More significant is the team bonding over plates of paella and chorizo. With only three players back from last season’s active roster, the trip’s main purpose was for teammates to get to know each other.

UM coach Jim Larrañaga handed out world maps and had players find and discuss each other’s countries and cities of origin. Players are rooming with teammates they don’t know.

It is this type of unity that Sheldon McClellan was seeking when he left the University of Texas in 2013, and he is having the time of his life so far with the Canes. He scored 24 points and had five steals against Albacete Baloncesto over the weekend, and leads UM with a 20.5 points-per-game average over the two games.

McClellan, a 6-5 redshirt junior, was already thinking of transferring in March 2013, when he showed up at the Frank Erwin Center in Austin to watch a few NCAA Tournament games. As soon as he saw the Hurricanes play live for the first time, he knew where he wanted to go.

“I liked the plays they ran, the open-court stuff, and the way they all seemed to be playing for each other,” McClellan said. “They seemed to be having fun, and the coaches seemed positive on the bench. I wish I had come here as a freshman.”

The team’s demeanor was particularly appealing because despite being the Longhorns’ leading scorer that season with 13.5 points per game, he was in and out of coach Rick Barnes’ doghouse. The coach felt the guard wasn’t playing to his potential and publicly criticized McClellan.

McClellan contacted then-UM point guard Shane Larkin through Twitter and asked him to put in a good word with the Hurricanes coaching staff. He did, McClellan visited and committed.

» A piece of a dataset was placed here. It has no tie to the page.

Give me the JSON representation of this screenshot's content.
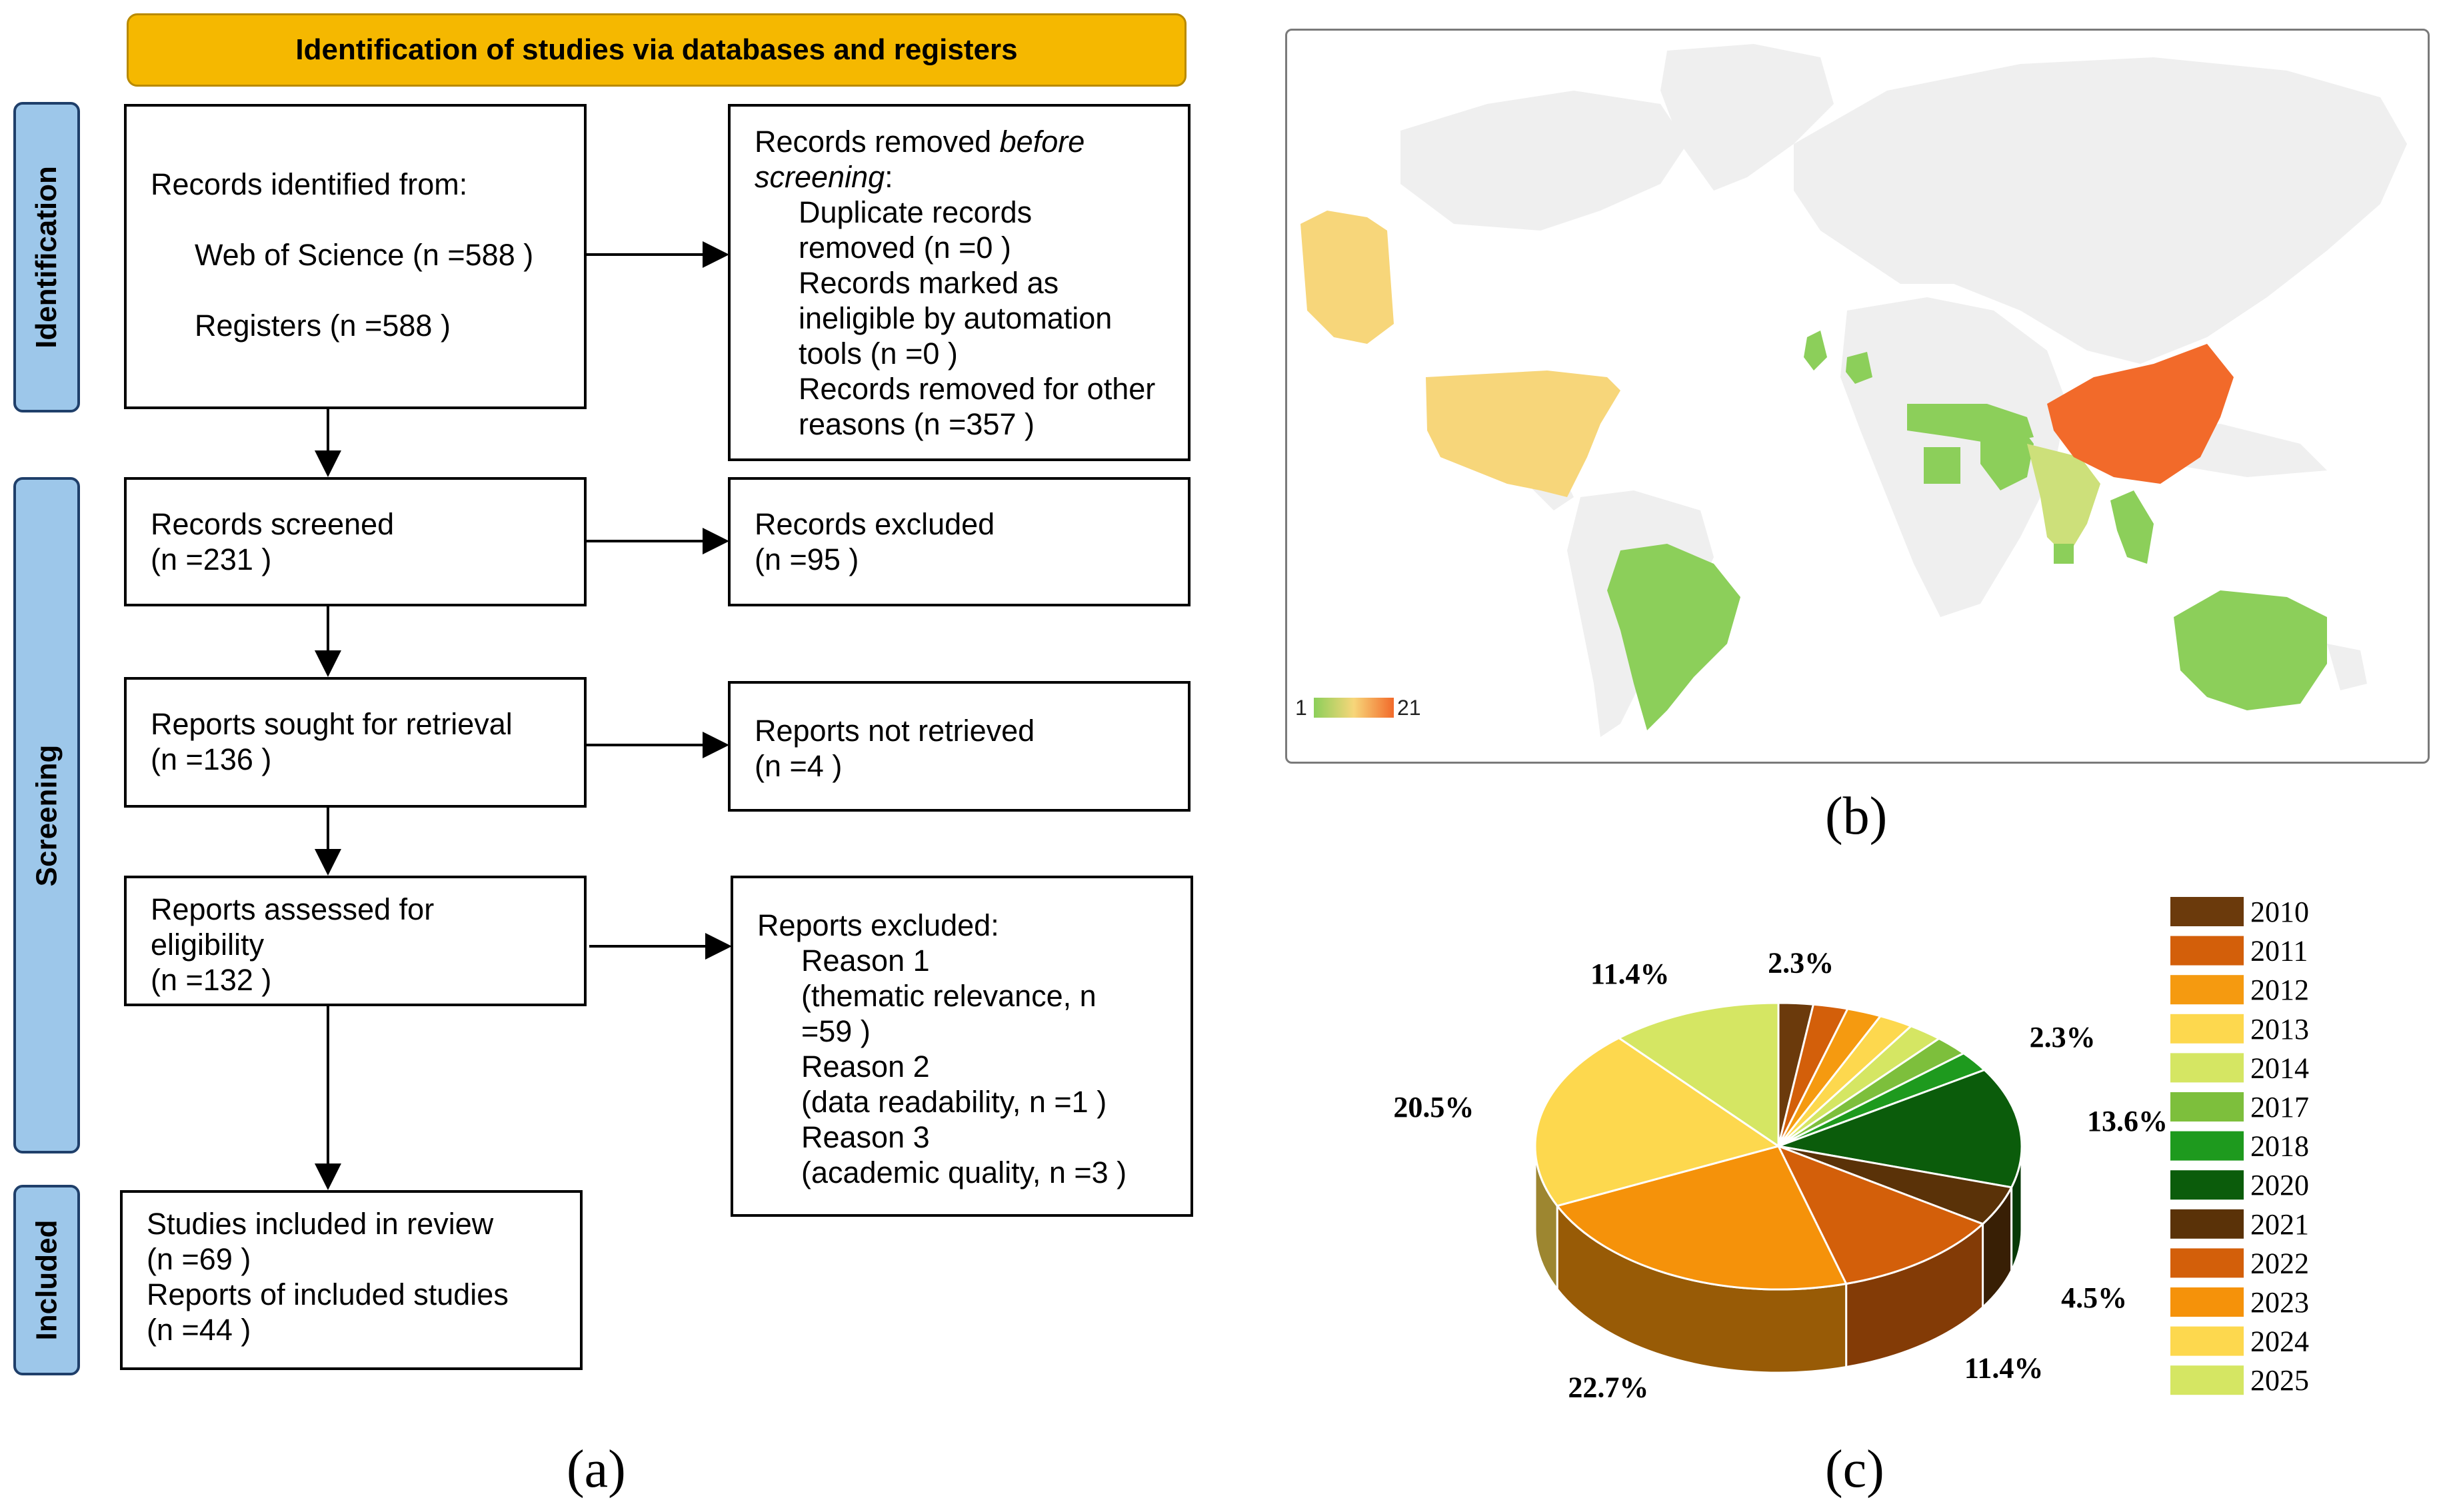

“The whole chemistry was off at Texas, and it felt like I wasn’t being treated right,” McClellan said. “At UM, everything is positive, never any negative energy. Coach L is like a father on the court. I love him to death. I like how positive he is … whether after a bad shot or reminding us to move on to the next play. That’s how I liked to be pushed, not by negative reinforcement.”

McClellan spent last season on the bench per transfer rules, along with point guard Angel Rodriguez, a Miami Krop High grad who transferred from Kansas State. Rodriguez is also enjoying basketball again but for different reasons.

Rodriguez, a native of Puerto Rico, felt too far away from home and Latin culture in Manhattan, Kansas. He made All Big-12 second team as a sophomore, was an all-league defender and was one of Florida’s top recruits coming out of high school. He is a gym rat known for his leadership and vows to be the vocal leader the team lacked last season.

“Best decision I ever made in my life,” Rodriguez said of coming to UM. “Close to my family, one flight for them to come see me. I see my friends. I have a life outside of basketball, so my mind is not just stuck in basketball. I get my time to relax. I mean, I’m from Puerto Rico. I get to go to the beach, feel like I’m at home. It motivates me to be closer to my family, make them proud.”

At a practice on campus last week, spectators included Rodriguez’s high school coach, Shakey Rodriguez (no relation), the coach’s son, Rodriguez’s girlfriend, his best friend from Puerto Rico and two other friends.

He has battled wrist and knee injuries over the years, and was feeling healthy again, but a lower leg injury has him on the bench in Spain. A team spokesperson said there is “no timetable” for his return.

Larrañaga said Rodriguez and Larkin have “entirely different” personalities, but both are great leaders.

“Shane was a very quiet leader, would talk to guys individually,” Larrañaga said. “Angel is much more of a floor general, barking out directions, getting on guys to make sure they are doing their job. You can’t ask Shane to be a vocal leader, can’t ask Angel to keep his mouth shut.”